3. Alors que le renouvellement d'un titre de séjour étudiant suppose la poursuite d'études, Mme A a terminé les siennes par l'obtention, le 5 décembre 2024, d'un Master 2 européen mangement stratégique et financier des organisations, sans justifier d'aucun projet d'inscription universitaire pour la rentrée de septembre 2025 de nature à caractériser une situation d'urgence à suspendre l'exécution du refus de renouvellement de son titre de séjour en qualité d'étudiante. La circonstance que l'intéressée serait privée de la possibilité d'exercer une activité salariée, de la liberté d'aller et venir ou de mener une vie privée et familiale normale, ne caractérise pas davantage une situation d'urgence à suspendre l'exécution d'un refus de renouvellement d'un titre de séjour en qualité d'étudiant, délivré pour la poursuite d'études. Ces circonstances particulières sont de nature à faire échec, en l'espèce, à la présomption d'urgence mentionnée au point précédent.

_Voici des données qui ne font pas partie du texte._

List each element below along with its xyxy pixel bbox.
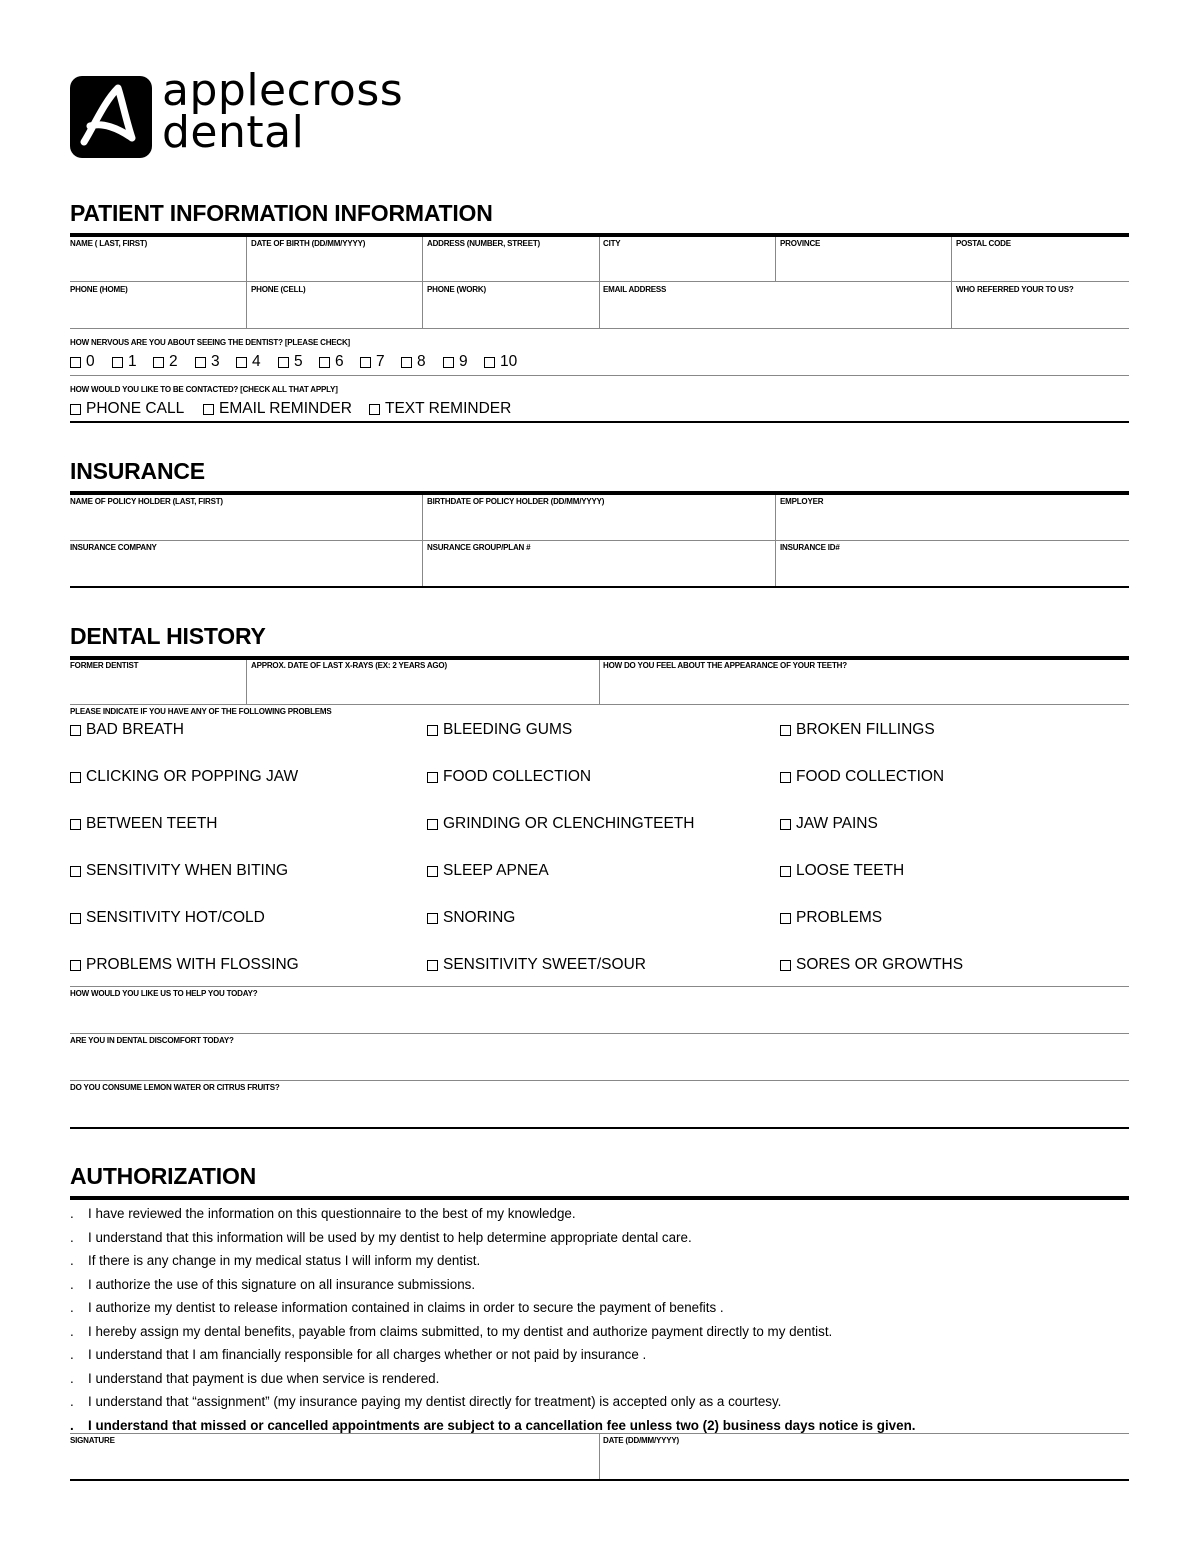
insurance-plan-field-label: NSURANCE GROUP/PLAN # xyxy=(427,543,531,552)
checkbox-icon[interactable] xyxy=(360,357,371,368)
policy-holder-dob-field-label: BIRTHDATE OF POLICY HOLDER (DD/MM/YYYY) xyxy=(427,497,605,506)
authorization-section-title: AUTHORIZATION xyxy=(70,1163,257,1189)
nervous-question-label: HOW NERVOUS ARE YOU ABOUT SEEING THE DENTIST? [PLEASE CHECK] xyxy=(70,338,351,347)
checkbox-icon[interactable] xyxy=(278,357,289,368)
checkbox-icon[interactable] xyxy=(427,772,438,783)
nervous-checkbox-2[interactable]: 2 xyxy=(153,353,178,371)
insurance-section-title: INSURANCE xyxy=(70,458,205,484)
email-field-label: EMAIL ADDRESS xyxy=(603,285,667,294)
list-item: . I authorize the use of this signature on all insurance submissions. xyxy=(70,1276,476,1292)
checkbox-icon[interactable] xyxy=(427,819,438,830)
checkbox-icon[interactable] xyxy=(427,725,438,736)
checkbox-icon[interactable] xyxy=(780,772,791,783)
city-field-label: CITY xyxy=(603,239,621,248)
problem-checkbox[interactable]: SENSITIVITY SWEET/SOUR xyxy=(427,956,646,974)
list-item: . If there is any change in my medical status I will inform my dentist. xyxy=(70,1253,481,1269)
checkbox-icon[interactable] xyxy=(203,404,214,415)
teeth-appearance-field-label: HOW DO YOU FEEL ABOUT THE APPEARANCE OF YOUR TEETH? xyxy=(603,661,847,670)
contact-text-checkbox[interactable]: TEXT REMINDER xyxy=(369,400,511,418)
checkbox-icon[interactable] xyxy=(70,913,81,924)
checkbox-icon[interactable] xyxy=(112,357,123,368)
patient-section-title: PATIENT INFORMATION INFORMATION xyxy=(70,200,493,226)
logo-line-1: applecross xyxy=(162,65,404,116)
dental-history-section-title: DENTAL HISTORY xyxy=(70,623,266,649)
checkbox-icon[interactable] xyxy=(443,357,454,368)
nervous-checkbox-10[interactable]: 10 xyxy=(484,353,517,371)
nervous-checkbox-6[interactable]: 6 xyxy=(319,353,344,371)
checkbox-icon[interactable] xyxy=(427,913,438,924)
problem-checkbox[interactable]: BROKEN FILLINGS xyxy=(780,721,935,739)
problem-checkbox[interactable]: FOOD COLLECTION xyxy=(780,768,944,786)
nervous-checkbox-8[interactable]: 8 xyxy=(401,353,426,371)
referral-field-label: WHO REFERRED YOUR TO US? xyxy=(956,285,1074,294)
checkbox-icon[interactable] xyxy=(70,404,81,415)
divider xyxy=(70,491,1129,495)
dob-field-label: DATE OF BIRTH (DD/MM/YYYY) xyxy=(251,239,366,248)
checkbox-icon[interactable] xyxy=(780,913,791,924)
signature-field-label: SIGNATURE xyxy=(70,1436,115,1445)
contact-phone-checkbox[interactable]: PHONE CALL xyxy=(70,400,184,418)
discomfort-question-label: ARE YOU IN DENTAL DISCOMFORT TODAY? xyxy=(70,1036,234,1045)
insurance-company-field-label: INSURANCE COMPANY xyxy=(70,543,157,552)
problem-checkbox[interactable]: PROBLEMS WITH FLOSSING xyxy=(70,956,299,974)
checkbox-icon[interactable] xyxy=(780,725,791,736)
checkbox-icon[interactable] xyxy=(319,357,330,368)
phone-home-field-label: PHONE (HOME) xyxy=(70,285,128,294)
postal-code-field-label: POSTAL CODE xyxy=(956,239,1011,248)
divider xyxy=(70,1196,1129,1200)
nervous-checkbox-0[interactable]: 0 xyxy=(70,353,95,371)
authorization-statements xyxy=(70,1202,1129,1437)
phone-cell-field-label: PHONE (CELL) xyxy=(251,285,306,294)
problem-checkbox[interactable]: CLICKING OR POPPING JAW xyxy=(70,768,298,786)
checkbox-icon[interactable] xyxy=(153,357,164,368)
nervous-checkbox-4[interactable]: 4 xyxy=(236,353,261,371)
province-field-label: PROVINCE xyxy=(780,239,821,248)
nervous-checkbox-5[interactable]: 5 xyxy=(278,353,303,371)
employer-field-label: EMPLOYER xyxy=(780,497,824,506)
citrus-question-label: DO YOU CONSUME LEMON WATER OR CITRUS FRUITS? xyxy=(70,1083,280,1092)
problem-checkbox[interactable]: BETWEEN TEETH xyxy=(70,815,217,833)
list-item: . I understand that missed or cancelled appointments are subject to a cancellation fee unless two (2) business days notice is given. xyxy=(70,1417,916,1433)
logo-line-2: dental xyxy=(162,107,305,158)
checkbox-icon[interactable] xyxy=(780,819,791,830)
help-question-label: HOW WOULD YOU LIKE US TO HELP YOU TODAY? xyxy=(70,989,258,998)
list-item: . I understand that “assignment” (my insurance paying my dentist directly for treatment) is accepted only as a courtesy. xyxy=(70,1394,782,1410)
former-dentist-field-label: FORMER DENTIST xyxy=(70,661,139,670)
problem-checkbox[interactable]: GRINDING OR CLENCHINGTEETH xyxy=(427,815,694,833)
phone-work-field-label: PHONE (WORK) xyxy=(427,285,486,294)
checkbox-icon[interactable] xyxy=(236,357,247,368)
list-item: . I hereby assign my dental benefits, payable from claims submitted, to my dentist and authorize payment directly to my dentist. xyxy=(70,1323,833,1339)
nervous-checkbox-7[interactable]: 7 xyxy=(360,353,385,371)
list-item: . I have reviewed the information on this questionnaire to the best of my knowledge. xyxy=(70,1206,576,1222)
checkbox-icon[interactable] xyxy=(427,960,438,971)
problem-checkbox[interactable]: JAW PAINS xyxy=(780,815,878,833)
problem-checkbox[interactable]: LOOSE TEETH xyxy=(780,862,904,880)
checkbox-icon[interactable] xyxy=(401,357,412,368)
address-field-label: ADDRESS (NUMBER, STREET) xyxy=(427,239,540,248)
problem-checkbox[interactable]: SENSITIVITY HOT/COLD xyxy=(70,909,265,927)
checkbox-icon[interactable] xyxy=(780,960,791,971)
checkbox-icon[interactable] xyxy=(70,772,81,783)
checkbox-icon[interactable] xyxy=(195,357,206,368)
name-field-label: NAME ( LAST, FIRST) xyxy=(70,239,148,248)
logo-mark-icon xyxy=(70,76,152,158)
checkbox-icon[interactable] xyxy=(70,960,81,971)
checkbox-icon[interactable] xyxy=(70,866,81,877)
xray-date-field-label: APPROX. DATE OF LAST X-RAYS (EX: 2 YEARS AGO) xyxy=(251,661,447,670)
nervous-checkbox-1[interactable]: 1 xyxy=(112,353,137,371)
nervous-checkbox-3[interactable]: 3 xyxy=(195,353,220,371)
problem-checkbox[interactable]: BAD BREATH xyxy=(70,721,184,739)
checkbox-icon[interactable] xyxy=(369,404,380,415)
problem-checkbox[interactable]: BLEEDING GUMS xyxy=(427,721,572,739)
list-item: . I understand that I am financially responsible for all charges whether or not paid by insurance . xyxy=(70,1347,647,1363)
checkbox-icon[interactable] xyxy=(70,725,81,736)
checkbox-icon[interactable] xyxy=(780,866,791,877)
signature-date-field-label: DATE (DD/MM/YYYY) xyxy=(603,1436,680,1445)
problems-question-label: PLEASE INDICATE IF YOU HAVE ANY OF THE FOLLOWING PROBLEMS xyxy=(70,707,332,716)
checkbox-icon[interactable] xyxy=(70,819,81,830)
problem-checkbox[interactable]: SENSITIVITY WHEN BITING xyxy=(70,862,288,880)
list-item: . I understand that payment is due when service is rendered. xyxy=(70,1370,440,1386)
list-item: . I authorize my dentist to release information contained in claims in order to secure the payment of benefits . xyxy=(70,1300,724,1316)
checkbox-icon[interactable] xyxy=(70,357,81,368)
checkbox-icon[interactable] xyxy=(427,866,438,877)
checkbox-icon[interactable] xyxy=(484,357,495,368)
nervous-checkbox-9[interactable]: 9 xyxy=(443,353,468,371)
problem-checkbox[interactable]: PROBLEMS xyxy=(780,909,882,927)
policy-holder-field-label: NAME OF POLICY HOLDER (LAST, FIRST) xyxy=(70,497,223,506)
insurance-id-field-label: INSURANCE ID# xyxy=(780,543,840,552)
problem-checkbox[interactable]: SORES OR GROWTHS xyxy=(780,956,963,974)
contact-question-label: HOW WOULD YOU LIKE TO BE CONTACTED? [CHECK ALL THAT APPLY] xyxy=(70,385,338,394)
contact-email-checkbox[interactable]: EMAIL REMINDER xyxy=(203,400,352,418)
list-item: . I understand that this information will be used by my dentist to help determine appropriate dental care. xyxy=(70,1229,692,1245)
problem-checkbox[interactable]: FOOD COLLECTION xyxy=(427,768,591,786)
problem-checkbox[interactable]: SLEEP APNEA xyxy=(427,862,549,880)
clinic-logo xyxy=(70,65,450,162)
logo-wordmark xyxy=(162,65,404,158)
problem-checkbox[interactable]: SNORING xyxy=(427,909,515,927)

4. Il résulte de ce qui précède qu'il y a lieu, par application des dispositions de l'article L. 522-3 du code de justice administrative, de rejeter la requête de Mme A, y compris ses conclusions à fin d'injonction et celles tendant à l'application de l'article L. 761-1 du code de justice administrative.

O R D O N N E :

Article 1er : La requête de Mme A est rejetée.

Article 2 : La présente ordonnance sera notifiée à Mme B A.

Fait à Versailles, le 1er août 2025.

La juge des référés,

L. Besson-Ledey

La République mande et ordonne au ministre d'Etat, ministre de l'intérieur en ce qui le concerne ou à tous commissaires de justice à ce requis en ce qui concerne les voies de droit commun, contre les parties privées, de pourvoir à l'exécution de la présente décision.